In the face of increasing international competition, Canadian companies are recruiting talented directors wherever they can be found, and the selection is no longer limited by the Canadian border.

In selecting board members, Canadian-based corporations are being pressured to include:

  • More women
  • Members of cultural communities
  • Professionals and people with diverse backgrounds
  • Political leaders and academics
  • Community leaders
  • Institutional investors’ representatives, and
  • Recruits from outside the industry’s inner circles

More diverse representation will bring more objectivity to the board table, as well as international experience and a network of contacts that enrich the board’s contribution to company decisions:

A board that seeks to operate internationally when it is composed entirely of U.S. citizens who have had only minor opportunities to master foreign cultures and markets-a fair characterization of a large number of contemporary U.S. boards-governs with one eye shut. The easiest way to gain the necessary international vision is to open the boardroom to talented foreign executives who will be able to add an accented voice where one is desperately needed. (Grundfest, Joseph A., “The board as a portfolio,” Directors and Boards, 1997, 28)

The same holds true for Canadian boards. The result? Boards are more sensitive to regional, ethnic and gender viewpoints; they know how to operate in multiple cultures, and think and act globally; and they provide new perspectives on management issues.

The flip side of globalization is that borders are no longer constraining talented Canadians, who are increasingly being solicited to serve on boards of foreign or multinational corporations. Companies have to present interesting perspectives and efficient structures and policies to attract the top talent to their boards, which adds to the other globalization-induced pressures on corporate governance. This is all good news for Canadian directors, whose waning influence at home may be compensated by increased opportunities abroad. Canadian business people, with their wealth of knowledge and experience in cutting-edge management practices, and with their sensitivity to multicultural and social issues, are well positioned to take advantage of the new opportunities triggered by this opening of borders and boards to foreign directorships. For Canadian companies, however, this means added challenges to keep the best domestic talent on their boards, as well as attract the best foreign representation.
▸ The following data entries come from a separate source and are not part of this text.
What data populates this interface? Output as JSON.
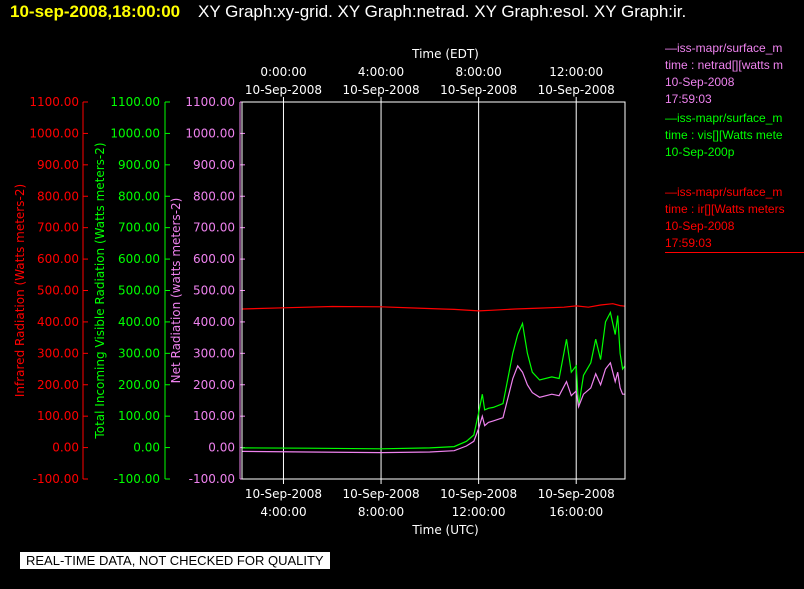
{
  "header": {
    "datetime": "10-sep-2008,18:00:00",
    "titles": "XY Graph:xy-grid.  XY Graph:netrad.  XY Graph:esol.  XY Graph:ir."
  },
  "top_axis": {
    "title": "Time (EDT)",
    "ticks": [
      {
        "time": "0:00:00",
        "date": "10-Sep-2008"
      },
      {
        "time": "4:00:00",
        "date": "10-Sep-2008"
      },
      {
        "time": "8:00:00",
        "date": "10-Sep-2008"
      },
      {
        "time": "12:00:00",
        "date": "10-Sep-2008"
      }
    ]
  },
  "bottom_axis": {
    "title": "Time (UTC)",
    "ticks": [
      {
        "date": "10-Sep-2008",
        "time": "4:00:00"
      },
      {
        "date": "10-Sep-2008",
        "time": "8:00:00"
      },
      {
        "date": "10-Sep-2008",
        "time": "12:00:00"
      },
      {
        "date": "10-Sep-2008",
        "time": "16:00:00"
      }
    ]
  },
  "legend": [
    {
      "line1": "—iss-mapr/surface_m",
      "line2": "time : netrad[][watts m",
      "line3": "10-Sep-2008",
      "line4": "17:59:03",
      "color": "#ee82ee"
    },
    {
      "line1": "—iss-mapr/surface_m",
      "line2": "time : vis[][Watts mete",
      "line3": "10-Sep-200p",
      "line4": "",
      "color": "#00ff00"
    },
    {
      "line1": "—iss-mapr/surface_m",
      "line2": "time : ir[][Watts meters",
      "line3": "10-Sep-2008",
      "line4": "17:59:03",
      "color": "#ff0000"
    }
  ],
  "disclaimer": "REAL-TIME DATA, NOT CHECKED FOR QUALITY",
  "chart_data": {
    "type": "line",
    "x_unit": "hours UTC on 10-Sep-2008",
    "xlim": [
      2.3,
      18.0
    ],
    "x_ticks": [
      4,
      8,
      12,
      16
    ],
    "ylim": [
      -100,
      1100
    ],
    "y_ticks": [
      -100,
      0,
      100,
      200,
      300,
      400,
      500,
      600,
      700,
      800,
      900,
      1000,
      1100
    ],
    "y_tick_labels": [
      "-100.00",
      "0.00",
      "100.00",
      "200.00",
      "300.00",
      "400.00",
      "500.00",
      "600.00",
      "700.00",
      "800.00",
      "900.00",
      "1000.00",
      "1100.00"
    ],
    "y_axes": [
      {
        "label": "Infrared Radiation (Watts meters-2)",
        "color": "#ff0000"
      },
      {
        "label": "Total Incoming Visible Radiation (Watts meters-2)",
        "color": "#00ff00"
      },
      {
        "label": "Net Radiation (watts meters-2)",
        "color": "#ee82ee"
      }
    ],
    "grid": true,
    "series": [
      {
        "color": "#ff0000",
        "x": [
          2.3,
          4.0,
          6.0,
          8.0,
          9.5,
          10.5,
          11.0,
          12.0,
          12.5,
          13.5,
          14.5,
          15.5,
          16.0,
          16.5,
          17.0,
          17.5,
          17.8,
          18.0
        ],
        "y": [
          441,
          445,
          449,
          448,
          444,
          441,
          440,
          435,
          437,
          441,
          444,
          447,
          451,
          447,
          454,
          458,
          452,
          450
        ]
      },
      {
        "color": "#00ff00",
        "x": [
          2.3,
          5.0,
          8.0,
          10.0,
          11.0,
          11.5,
          11.8,
          12.0,
          12.15,
          12.25,
          12.4,
          12.6,
          13.0,
          13.4,
          13.6,
          13.8,
          14.0,
          14.2,
          14.5,
          15.0,
          15.3,
          15.6,
          15.8,
          16.0,
          16.1,
          16.3,
          16.6,
          16.8,
          17.0,
          17.2,
          17.4,
          17.6,
          17.7,
          17.8,
          17.9,
          18.0
        ],
        "y": [
          -1,
          -2,
          -4,
          -1,
          3,
          20,
          40,
          110,
          170,
          120,
          125,
          128,
          140,
          300,
          360,
          395,
          300,
          240,
          215,
          225,
          220,
          345,
          240,
          260,
          130,
          230,
          270,
          345,
          280,
          400,
          430,
          360,
          420,
          300,
          250,
          260
        ]
      },
      {
        "color": "#ee82ee",
        "x": [
          2.3,
          5.0,
          8.0,
          10.0,
          11.0,
          11.5,
          11.8,
          12.0,
          12.15,
          12.25,
          12.4,
          12.6,
          13.0,
          13.4,
          13.6,
          13.8,
          14.0,
          14.2,
          14.5,
          15.0,
          15.3,
          15.6,
          15.8,
          16.0,
          16.1,
          16.3,
          16.6,
          16.8,
          17.0,
          17.2,
          17.4,
          17.6,
          17.7,
          17.8,
          17.9,
          18.0
        ],
        "y": [
          -12,
          -14,
          -16,
          -14,
          -10,
          5,
          20,
          60,
          100,
          70,
          80,
          85,
          95,
          220,
          260,
          240,
          200,
          175,
          160,
          170,
          165,
          210,
          165,
          180,
          130,
          170,
          190,
          235,
          200,
          250,
          270,
          210,
          240,
          190,
          170,
          170
        ]
      }
    ]
  }
}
The rise of the Internet, the growth of institutional investors and the intensified pressures of international competitiveness may do more to change the form and function of Canadian boards than any report. The impacts of these three influences are far-reaching, affecting the composition of boards, their responsibilities, the way they function, and the compensation and time commitment of directors.
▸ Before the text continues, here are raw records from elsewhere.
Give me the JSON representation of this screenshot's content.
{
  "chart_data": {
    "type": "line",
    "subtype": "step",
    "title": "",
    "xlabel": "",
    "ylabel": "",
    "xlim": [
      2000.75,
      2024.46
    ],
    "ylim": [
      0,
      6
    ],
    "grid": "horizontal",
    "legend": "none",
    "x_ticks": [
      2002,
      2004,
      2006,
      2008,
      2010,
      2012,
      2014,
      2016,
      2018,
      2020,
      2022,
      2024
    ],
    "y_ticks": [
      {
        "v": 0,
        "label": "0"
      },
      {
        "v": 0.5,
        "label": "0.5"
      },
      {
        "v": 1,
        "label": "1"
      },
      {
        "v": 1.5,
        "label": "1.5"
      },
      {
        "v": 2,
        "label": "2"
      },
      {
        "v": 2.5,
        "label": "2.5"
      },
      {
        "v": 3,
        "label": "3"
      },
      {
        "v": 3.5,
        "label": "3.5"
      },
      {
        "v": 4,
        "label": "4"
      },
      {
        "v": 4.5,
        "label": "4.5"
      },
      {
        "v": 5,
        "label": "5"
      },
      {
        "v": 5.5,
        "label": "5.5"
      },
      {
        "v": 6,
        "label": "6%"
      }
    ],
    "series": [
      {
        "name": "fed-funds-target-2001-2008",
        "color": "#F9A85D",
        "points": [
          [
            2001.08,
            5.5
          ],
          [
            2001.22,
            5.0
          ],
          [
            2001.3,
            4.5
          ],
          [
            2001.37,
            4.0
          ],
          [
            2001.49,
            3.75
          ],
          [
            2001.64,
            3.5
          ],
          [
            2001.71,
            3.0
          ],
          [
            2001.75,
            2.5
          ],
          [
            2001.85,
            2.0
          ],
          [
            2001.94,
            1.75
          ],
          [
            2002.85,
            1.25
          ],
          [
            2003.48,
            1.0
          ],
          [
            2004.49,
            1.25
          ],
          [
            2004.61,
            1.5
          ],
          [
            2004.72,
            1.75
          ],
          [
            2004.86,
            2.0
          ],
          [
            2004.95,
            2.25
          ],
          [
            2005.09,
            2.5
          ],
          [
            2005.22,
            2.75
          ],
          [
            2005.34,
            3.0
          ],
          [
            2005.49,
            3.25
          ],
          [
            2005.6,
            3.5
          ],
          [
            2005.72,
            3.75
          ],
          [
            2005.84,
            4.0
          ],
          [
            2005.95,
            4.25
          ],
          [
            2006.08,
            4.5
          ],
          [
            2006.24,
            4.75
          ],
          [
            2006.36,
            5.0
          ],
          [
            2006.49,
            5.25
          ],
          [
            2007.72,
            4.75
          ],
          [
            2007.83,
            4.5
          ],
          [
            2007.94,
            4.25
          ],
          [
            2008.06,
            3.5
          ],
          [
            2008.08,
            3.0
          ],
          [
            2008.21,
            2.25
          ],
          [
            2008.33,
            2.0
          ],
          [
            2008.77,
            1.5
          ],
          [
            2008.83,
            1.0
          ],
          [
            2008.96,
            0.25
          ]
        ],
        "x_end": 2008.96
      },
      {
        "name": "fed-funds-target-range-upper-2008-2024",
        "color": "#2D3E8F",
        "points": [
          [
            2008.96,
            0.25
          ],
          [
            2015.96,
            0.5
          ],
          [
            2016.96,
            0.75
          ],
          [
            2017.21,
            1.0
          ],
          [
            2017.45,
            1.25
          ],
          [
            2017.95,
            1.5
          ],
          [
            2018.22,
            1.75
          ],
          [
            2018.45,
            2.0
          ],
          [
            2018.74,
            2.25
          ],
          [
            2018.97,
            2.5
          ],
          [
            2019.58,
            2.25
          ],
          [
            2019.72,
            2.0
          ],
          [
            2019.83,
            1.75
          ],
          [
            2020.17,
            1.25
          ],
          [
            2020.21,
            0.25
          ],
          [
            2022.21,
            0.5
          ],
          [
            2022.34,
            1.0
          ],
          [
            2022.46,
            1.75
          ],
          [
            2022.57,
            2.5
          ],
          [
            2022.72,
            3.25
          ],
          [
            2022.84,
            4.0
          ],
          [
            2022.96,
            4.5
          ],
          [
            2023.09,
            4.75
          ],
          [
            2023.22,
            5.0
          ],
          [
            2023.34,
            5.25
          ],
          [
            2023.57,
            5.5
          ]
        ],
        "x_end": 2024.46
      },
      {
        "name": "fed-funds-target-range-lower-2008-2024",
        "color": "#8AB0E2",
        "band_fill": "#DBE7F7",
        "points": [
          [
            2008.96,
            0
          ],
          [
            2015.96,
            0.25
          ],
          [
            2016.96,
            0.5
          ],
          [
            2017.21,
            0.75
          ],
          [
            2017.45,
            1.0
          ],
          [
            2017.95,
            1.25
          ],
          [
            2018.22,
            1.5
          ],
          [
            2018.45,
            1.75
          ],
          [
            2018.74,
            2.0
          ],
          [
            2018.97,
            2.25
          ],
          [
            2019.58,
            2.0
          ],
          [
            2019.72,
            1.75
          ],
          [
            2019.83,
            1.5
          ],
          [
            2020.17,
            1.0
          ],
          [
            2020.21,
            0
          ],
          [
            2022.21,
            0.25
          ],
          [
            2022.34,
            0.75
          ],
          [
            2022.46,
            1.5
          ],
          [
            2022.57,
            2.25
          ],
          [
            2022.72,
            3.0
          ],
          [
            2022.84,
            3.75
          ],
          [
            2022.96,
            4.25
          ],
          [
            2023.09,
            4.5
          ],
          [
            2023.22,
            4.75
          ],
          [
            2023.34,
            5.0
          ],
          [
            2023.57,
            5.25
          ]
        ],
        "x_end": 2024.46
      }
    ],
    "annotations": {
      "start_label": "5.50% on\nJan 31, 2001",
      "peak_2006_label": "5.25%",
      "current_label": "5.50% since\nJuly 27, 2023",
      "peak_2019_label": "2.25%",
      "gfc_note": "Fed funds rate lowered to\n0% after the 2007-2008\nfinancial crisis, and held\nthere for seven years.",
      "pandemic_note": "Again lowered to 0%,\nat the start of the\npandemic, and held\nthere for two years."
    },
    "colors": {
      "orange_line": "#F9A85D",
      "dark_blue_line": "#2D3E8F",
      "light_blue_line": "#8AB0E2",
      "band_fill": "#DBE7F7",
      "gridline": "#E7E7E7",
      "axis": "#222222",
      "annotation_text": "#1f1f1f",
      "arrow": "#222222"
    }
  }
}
While governments and agencies will create new rules, enforcement will depend upon periodic inspection and prosecution. As a result of new market forces, however, boards will be looked to for ongoing assurance that their corporation is acting on the basis of ethical considerations and competitive competence.
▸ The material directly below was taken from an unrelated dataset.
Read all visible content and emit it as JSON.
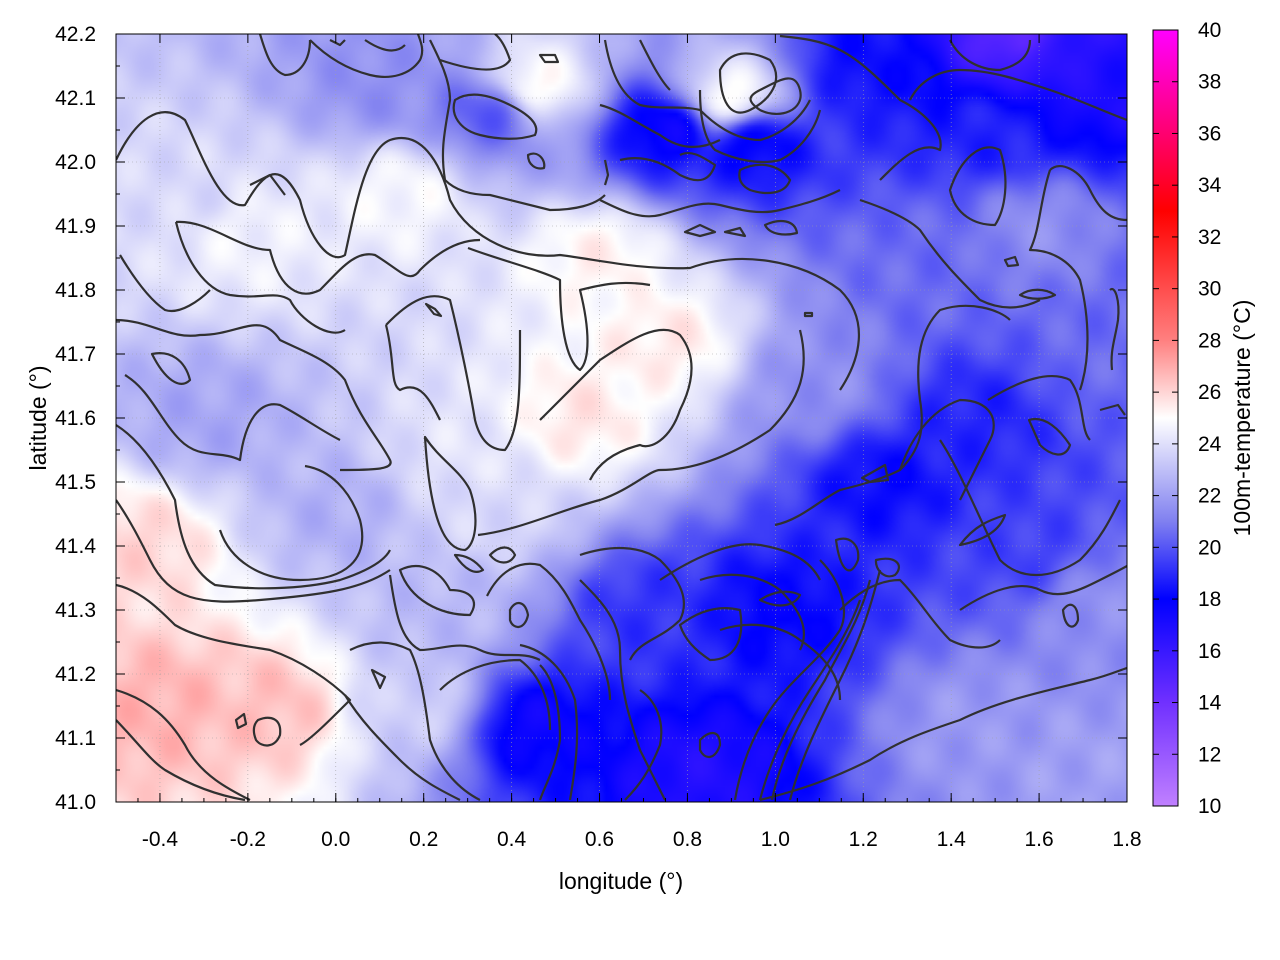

In this new corporate governance paradigm, questions remain about how to ensure the right “balancing of power” between mammoth institutional investors, Internet-enabled individual investors, company management, the public, and each stakeholder’s agenda, be it the maximization of shareholder value or responses to social or environmental concerns. It is in this “balancing of power”-particularly in the context of an ethical analysis of short-term versus long-term shareholder- value maximization-that boards will be playing a new, powerful role in corporate governance.